Christe, Redemptor omnium
Occorrenza liturgica: Vespri del Tempo di Natale (fino all’Epifania)
sec. VI
Testo
Christe, Redemptor omnium,
ex Patre, Patris Unice,
solus ante principium
natus ineffabiliter,
Tu lumen, tu splendor Patris,
tu spes perennis omnium,
intende quas fundunt preces
tui per orbem servuli.
Salutis auctor, recole
quod nostri quondam corporis,
ex illibata Virgine
nascendo, formam sumpseris.
Hic præsens testatur dies,
currens per anni circulum,
quod solus a sede Patris
mundi salus adveneris;
Hunc cælum, terra, hunc mare,
hunc omne quod in eis est,
auctorem adventus tui
laudat exsultans cantico.
Nos quoque, qui sancto tuo
redempti sumus sanguine,
ob diem natalis tui
hymnum novum concinimus.
Iesu, tibi sit gloria,
qui natus es de Virgine,
cum Patre et almo Spiritu,
in sempiterna sæcula. Amen.
Traduzione
O Cristo, redentore di tutti, unico Figlio del Padre, tu solo sei nato dal Padre in modo ineffabile prima del principio.
Tu luce, tu splendore del Padre, tu speranza perenne di tutti, ascolta le preghiere che i tuoi servi proferiscono per il mondo.
Autore della salvezza, ricorda che, un tempo, nascendo dalla Vergine illibata, hai assunto la forma del nostro corpo.
Questo giorno presente attesta, ricorrendo nella circolarità dell’anno, che tu solo dalla dimora del Padre sei giunto quale salvezza del mondo.
Il cielo, la terra, il mare e quanto è in essi, esultando nel canto lodano questo autore del tuo avvento.
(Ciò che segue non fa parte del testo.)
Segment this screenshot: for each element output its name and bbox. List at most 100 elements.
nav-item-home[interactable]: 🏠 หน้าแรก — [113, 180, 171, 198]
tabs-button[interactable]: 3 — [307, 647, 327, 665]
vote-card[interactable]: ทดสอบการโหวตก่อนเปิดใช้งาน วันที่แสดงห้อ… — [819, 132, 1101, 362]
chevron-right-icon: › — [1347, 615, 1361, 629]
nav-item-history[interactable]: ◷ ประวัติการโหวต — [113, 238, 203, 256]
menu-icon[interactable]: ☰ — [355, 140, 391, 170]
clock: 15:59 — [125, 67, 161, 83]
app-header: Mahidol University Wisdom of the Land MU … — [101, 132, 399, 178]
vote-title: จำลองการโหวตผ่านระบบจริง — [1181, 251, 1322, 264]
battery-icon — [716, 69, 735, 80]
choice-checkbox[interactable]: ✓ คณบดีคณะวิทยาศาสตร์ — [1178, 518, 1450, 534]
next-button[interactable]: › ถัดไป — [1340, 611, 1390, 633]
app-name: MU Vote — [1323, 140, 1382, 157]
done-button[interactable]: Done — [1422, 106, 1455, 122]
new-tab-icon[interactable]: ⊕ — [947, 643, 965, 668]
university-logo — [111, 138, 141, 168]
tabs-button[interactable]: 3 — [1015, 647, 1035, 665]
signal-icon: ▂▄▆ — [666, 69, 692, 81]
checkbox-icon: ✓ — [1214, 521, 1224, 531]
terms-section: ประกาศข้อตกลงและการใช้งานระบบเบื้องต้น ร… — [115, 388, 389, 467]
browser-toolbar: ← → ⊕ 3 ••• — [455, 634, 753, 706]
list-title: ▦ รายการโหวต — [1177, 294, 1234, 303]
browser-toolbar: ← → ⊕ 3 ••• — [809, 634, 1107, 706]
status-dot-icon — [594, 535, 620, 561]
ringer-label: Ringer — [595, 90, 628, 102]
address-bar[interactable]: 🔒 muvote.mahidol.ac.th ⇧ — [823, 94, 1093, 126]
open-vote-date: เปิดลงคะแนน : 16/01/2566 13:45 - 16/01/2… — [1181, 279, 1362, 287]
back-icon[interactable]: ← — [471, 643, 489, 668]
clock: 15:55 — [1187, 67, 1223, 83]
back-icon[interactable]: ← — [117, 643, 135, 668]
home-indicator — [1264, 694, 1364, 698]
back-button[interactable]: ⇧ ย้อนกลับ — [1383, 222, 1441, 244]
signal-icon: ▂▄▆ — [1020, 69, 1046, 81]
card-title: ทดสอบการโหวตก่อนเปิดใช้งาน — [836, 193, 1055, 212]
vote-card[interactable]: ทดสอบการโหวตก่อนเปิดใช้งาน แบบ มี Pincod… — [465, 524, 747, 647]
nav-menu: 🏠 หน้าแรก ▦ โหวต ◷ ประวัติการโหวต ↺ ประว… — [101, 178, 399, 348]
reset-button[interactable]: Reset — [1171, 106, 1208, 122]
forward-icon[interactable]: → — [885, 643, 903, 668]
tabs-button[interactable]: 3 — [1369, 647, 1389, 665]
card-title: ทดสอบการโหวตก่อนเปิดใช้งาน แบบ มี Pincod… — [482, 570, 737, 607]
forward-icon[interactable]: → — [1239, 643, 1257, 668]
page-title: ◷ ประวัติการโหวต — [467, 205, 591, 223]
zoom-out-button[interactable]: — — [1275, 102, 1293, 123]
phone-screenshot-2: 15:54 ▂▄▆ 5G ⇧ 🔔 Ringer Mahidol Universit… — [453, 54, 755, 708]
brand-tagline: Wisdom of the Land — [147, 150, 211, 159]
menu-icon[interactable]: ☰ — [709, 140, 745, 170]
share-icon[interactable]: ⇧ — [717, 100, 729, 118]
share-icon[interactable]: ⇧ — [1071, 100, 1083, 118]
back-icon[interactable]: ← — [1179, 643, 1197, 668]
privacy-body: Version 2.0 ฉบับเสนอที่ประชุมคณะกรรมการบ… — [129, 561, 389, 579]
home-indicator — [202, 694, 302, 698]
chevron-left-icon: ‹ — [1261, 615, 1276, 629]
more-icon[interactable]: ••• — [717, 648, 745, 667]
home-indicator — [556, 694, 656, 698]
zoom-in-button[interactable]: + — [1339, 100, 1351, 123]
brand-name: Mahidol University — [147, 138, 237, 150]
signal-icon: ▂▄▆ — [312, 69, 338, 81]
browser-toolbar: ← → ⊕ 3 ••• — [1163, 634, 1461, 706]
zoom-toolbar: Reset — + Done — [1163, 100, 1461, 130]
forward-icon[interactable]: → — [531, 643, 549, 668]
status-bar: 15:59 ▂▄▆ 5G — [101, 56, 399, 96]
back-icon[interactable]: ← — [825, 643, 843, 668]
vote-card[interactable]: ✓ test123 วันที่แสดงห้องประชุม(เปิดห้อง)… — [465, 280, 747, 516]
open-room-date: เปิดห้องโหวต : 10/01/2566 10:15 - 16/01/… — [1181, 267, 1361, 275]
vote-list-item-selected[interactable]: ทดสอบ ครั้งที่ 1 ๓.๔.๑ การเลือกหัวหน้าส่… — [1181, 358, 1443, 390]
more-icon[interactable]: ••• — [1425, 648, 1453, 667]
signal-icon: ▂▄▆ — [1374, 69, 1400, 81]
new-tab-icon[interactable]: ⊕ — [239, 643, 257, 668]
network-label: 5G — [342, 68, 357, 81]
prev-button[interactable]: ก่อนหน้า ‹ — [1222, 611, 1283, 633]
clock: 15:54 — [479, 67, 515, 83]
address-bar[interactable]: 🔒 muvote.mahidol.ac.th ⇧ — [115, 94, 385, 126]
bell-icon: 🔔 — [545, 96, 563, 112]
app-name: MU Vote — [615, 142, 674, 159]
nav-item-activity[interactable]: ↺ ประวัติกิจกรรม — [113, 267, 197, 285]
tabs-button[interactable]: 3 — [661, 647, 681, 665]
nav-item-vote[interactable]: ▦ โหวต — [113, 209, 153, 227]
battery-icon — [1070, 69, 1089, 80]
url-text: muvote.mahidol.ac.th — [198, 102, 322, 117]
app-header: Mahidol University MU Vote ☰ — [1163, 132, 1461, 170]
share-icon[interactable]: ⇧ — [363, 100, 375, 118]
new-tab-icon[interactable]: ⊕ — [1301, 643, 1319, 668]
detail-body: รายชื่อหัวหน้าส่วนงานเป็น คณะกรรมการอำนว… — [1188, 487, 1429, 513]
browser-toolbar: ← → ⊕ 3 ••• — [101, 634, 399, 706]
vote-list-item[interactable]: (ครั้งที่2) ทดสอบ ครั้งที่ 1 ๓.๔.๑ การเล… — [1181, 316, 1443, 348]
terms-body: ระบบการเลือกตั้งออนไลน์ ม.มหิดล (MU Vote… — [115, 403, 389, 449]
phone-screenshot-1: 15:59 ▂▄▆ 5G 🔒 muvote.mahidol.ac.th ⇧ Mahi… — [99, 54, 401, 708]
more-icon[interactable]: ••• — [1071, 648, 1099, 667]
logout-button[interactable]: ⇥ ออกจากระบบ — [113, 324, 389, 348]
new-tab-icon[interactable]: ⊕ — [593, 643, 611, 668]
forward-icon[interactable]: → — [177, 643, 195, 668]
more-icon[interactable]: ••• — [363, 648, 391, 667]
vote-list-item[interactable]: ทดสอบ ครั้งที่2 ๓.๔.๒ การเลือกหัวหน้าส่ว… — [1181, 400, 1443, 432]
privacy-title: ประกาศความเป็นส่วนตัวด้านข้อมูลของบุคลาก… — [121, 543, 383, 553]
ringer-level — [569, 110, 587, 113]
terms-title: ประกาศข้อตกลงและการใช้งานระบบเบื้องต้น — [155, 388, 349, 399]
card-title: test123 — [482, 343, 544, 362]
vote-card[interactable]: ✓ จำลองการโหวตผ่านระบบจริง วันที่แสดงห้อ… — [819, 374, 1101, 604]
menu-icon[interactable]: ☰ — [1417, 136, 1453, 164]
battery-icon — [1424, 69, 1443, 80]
E anche noi, che siamo stati rendenti dal tuo santo sangue, nel giorno del tuo Natale cantiamo insieme un inno nuovo.
A te Gesù, nato dalla Vergine, sia gloria, con il Padre e l’almo Spirito, nei sempiterni secoli. Amen.
Versione metrica
Redentore di tutte le genti,
unigenito Figlio del Padre,
tu soltanto sei prima del tempo,
nel profondo mistero divino.
Tu del Padre splendore radioso,
tu speranza di tutti i viventi,
le preghiere accogli benigno,
che si elevano a te dalla terra.
Salvatore del mondo, ricorda
che, nascendo da Vergine Madre,
sulla terra hai piantato la tenda,
hai vestito la carne dell’uomo.
Questa festa solenne ci attesta,
nel ripetersi nuovo del tempo,
che dal seno divino del Padre
sei disceso a redimere il mondo.
Così il cielo, la terra, il mare
e coloro che vivono in essi,
il tuo avvento proclamano, o Cristo,
con gloriosi, lietissimi canti.
Esultanti ci uniamo, Signore,
nella gioia del cantico nuovo,
noi redenti dal sangue prezioso,
nella festa del tuo Natale.
A te, Cristo, sia lode e potenza,
nato al mondo da Vergine santa,
con il Padre e lo Spirito Santo,
dal principio del tempo e per sempre. Amen.